Bulldozers raze makeshift market stalls and buildings Monday morning in Tongolo, a neighborhood in Cameroon’s capital Yaounde.

Among the several hundred stall owners is Julio Evina.

Evina says it is regrettable that officials are destroying businesses along some major streets in the capital Yaounde and rendering families hungry simply because French President Emmanuel Macron will be visiting Cameroon. He says if not for Macron’s visit, he is certain that the government would not have filled potholes that have been causing accidents on roads in Yaounde.

France says Macron will discuss the food crisis in Africa provoked in part by Russia’s war in Ukraine, as well as the challenges in increasing agriculture production in Africa and an upsurge in insecurity.

Cameroon faces Boko Haram terrorism that has killed over 30,000 people and displaced two million within 10 years in its northern border with Chad and Nigeria. The central African state also faces separatist conflicts that have killed at least 3,300 people and displaced more than 750,000 in 5 years according to the U.N.

Capo Daniel is the deputy defense chief of the Ambazonia Defense Forces, or the ADF, one of the separatist groups. He says the ADF hopes Macron will ask Biya to end the use of force as a solution to the separatist crisis in Cameroon’s English-speaking regions.

“One of our factions in our liberation movement called for lockdown as a means to protest Emmanuel Macrons visit, but other movements will be watching this event with the hope that Emmanuel Macron will be pushing Paul Biya to choose the path of peaceful resolution of the war.”

Politicians and civil society groups say they will discuss with Macron the possibility of a peaceful transition in Cameroon.
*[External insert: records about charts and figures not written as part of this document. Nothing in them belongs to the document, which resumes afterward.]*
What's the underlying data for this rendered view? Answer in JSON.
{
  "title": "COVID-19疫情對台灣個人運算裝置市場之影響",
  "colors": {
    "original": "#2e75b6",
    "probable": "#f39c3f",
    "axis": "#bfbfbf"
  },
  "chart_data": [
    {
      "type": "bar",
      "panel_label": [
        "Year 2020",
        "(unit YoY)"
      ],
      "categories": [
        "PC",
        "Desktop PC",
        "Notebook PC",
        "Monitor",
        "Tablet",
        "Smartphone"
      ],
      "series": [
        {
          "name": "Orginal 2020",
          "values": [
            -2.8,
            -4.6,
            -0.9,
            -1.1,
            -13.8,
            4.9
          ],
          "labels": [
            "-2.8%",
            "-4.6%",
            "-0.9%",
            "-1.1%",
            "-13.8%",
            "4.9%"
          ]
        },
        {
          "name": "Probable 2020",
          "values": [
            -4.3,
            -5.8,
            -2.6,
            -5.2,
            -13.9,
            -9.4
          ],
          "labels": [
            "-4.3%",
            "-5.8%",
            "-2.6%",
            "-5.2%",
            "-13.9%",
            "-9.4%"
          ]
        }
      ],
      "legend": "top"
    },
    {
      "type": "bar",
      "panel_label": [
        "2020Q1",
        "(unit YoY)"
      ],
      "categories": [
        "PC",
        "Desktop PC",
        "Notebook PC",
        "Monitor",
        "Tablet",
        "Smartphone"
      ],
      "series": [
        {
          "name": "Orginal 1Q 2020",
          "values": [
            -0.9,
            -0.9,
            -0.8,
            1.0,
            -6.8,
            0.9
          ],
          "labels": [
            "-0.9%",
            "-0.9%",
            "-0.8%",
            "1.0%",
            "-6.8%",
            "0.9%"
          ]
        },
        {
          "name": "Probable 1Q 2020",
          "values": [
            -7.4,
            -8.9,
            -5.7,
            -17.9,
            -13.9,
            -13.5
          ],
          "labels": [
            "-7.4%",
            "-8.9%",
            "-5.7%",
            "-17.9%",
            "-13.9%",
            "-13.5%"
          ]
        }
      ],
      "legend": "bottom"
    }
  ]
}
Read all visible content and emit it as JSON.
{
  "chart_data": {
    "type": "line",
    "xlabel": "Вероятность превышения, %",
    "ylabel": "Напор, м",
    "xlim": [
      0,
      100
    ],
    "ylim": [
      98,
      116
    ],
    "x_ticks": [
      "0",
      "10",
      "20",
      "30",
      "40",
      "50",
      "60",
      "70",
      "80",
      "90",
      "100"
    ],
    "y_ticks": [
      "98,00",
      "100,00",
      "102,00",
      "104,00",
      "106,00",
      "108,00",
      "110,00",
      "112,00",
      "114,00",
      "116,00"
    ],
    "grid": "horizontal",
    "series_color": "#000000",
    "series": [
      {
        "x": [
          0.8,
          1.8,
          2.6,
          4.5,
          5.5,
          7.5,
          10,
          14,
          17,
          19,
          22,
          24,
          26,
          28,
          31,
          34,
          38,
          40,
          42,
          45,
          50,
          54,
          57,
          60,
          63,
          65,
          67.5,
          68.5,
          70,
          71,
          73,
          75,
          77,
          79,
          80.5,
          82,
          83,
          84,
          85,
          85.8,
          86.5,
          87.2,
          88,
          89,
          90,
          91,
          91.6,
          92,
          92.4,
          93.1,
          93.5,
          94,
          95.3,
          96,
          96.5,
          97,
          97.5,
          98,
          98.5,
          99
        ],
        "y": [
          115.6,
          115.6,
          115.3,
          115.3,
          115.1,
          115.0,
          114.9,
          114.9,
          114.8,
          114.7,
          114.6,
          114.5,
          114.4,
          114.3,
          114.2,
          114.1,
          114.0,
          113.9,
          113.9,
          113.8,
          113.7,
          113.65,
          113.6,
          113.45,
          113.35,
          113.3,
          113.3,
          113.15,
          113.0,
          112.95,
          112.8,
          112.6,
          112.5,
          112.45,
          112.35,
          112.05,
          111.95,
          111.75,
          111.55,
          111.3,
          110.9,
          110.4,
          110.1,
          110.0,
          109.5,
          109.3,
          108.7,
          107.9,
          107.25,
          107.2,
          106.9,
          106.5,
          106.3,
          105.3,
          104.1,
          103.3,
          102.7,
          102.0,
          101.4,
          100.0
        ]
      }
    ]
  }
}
Eighty-nine-year-old President Paul Biya has been in power for close to 40 years and critics accuse him of rigging elections to prolong his power until he dies. The government says he has always won democratic elections.

France says after Cameroon, Macron will visit Benin and Guinea Bissau.

Ejani Leornard Kulu, a political scientist and an analyst at the U.N.-sponsored University for Peace Africa Program in Addis Ababa, says Macron is expected to review his country’s economic, political and security ties with Africa. Kulu adds that African countries that have agreements with France are now seeking profitable partnerships with other world economies.

“We saw the president of the African Union and the African Commission going to Russia to see how cereals will not be blocked for Africans to have food. If we take the case of Cameroon signing a defense treaty with Russia, Cameroon surrendering mines exploitation to China, questions French positioning and even gives a sentiment of anti-French. So, France wants to reposition itself against other partners like China, like Russia.”

The government of France says Macron is accompanied by the French ministers of foreign affairs, armed forces and foreign relations, as well as the French secretary of state for development.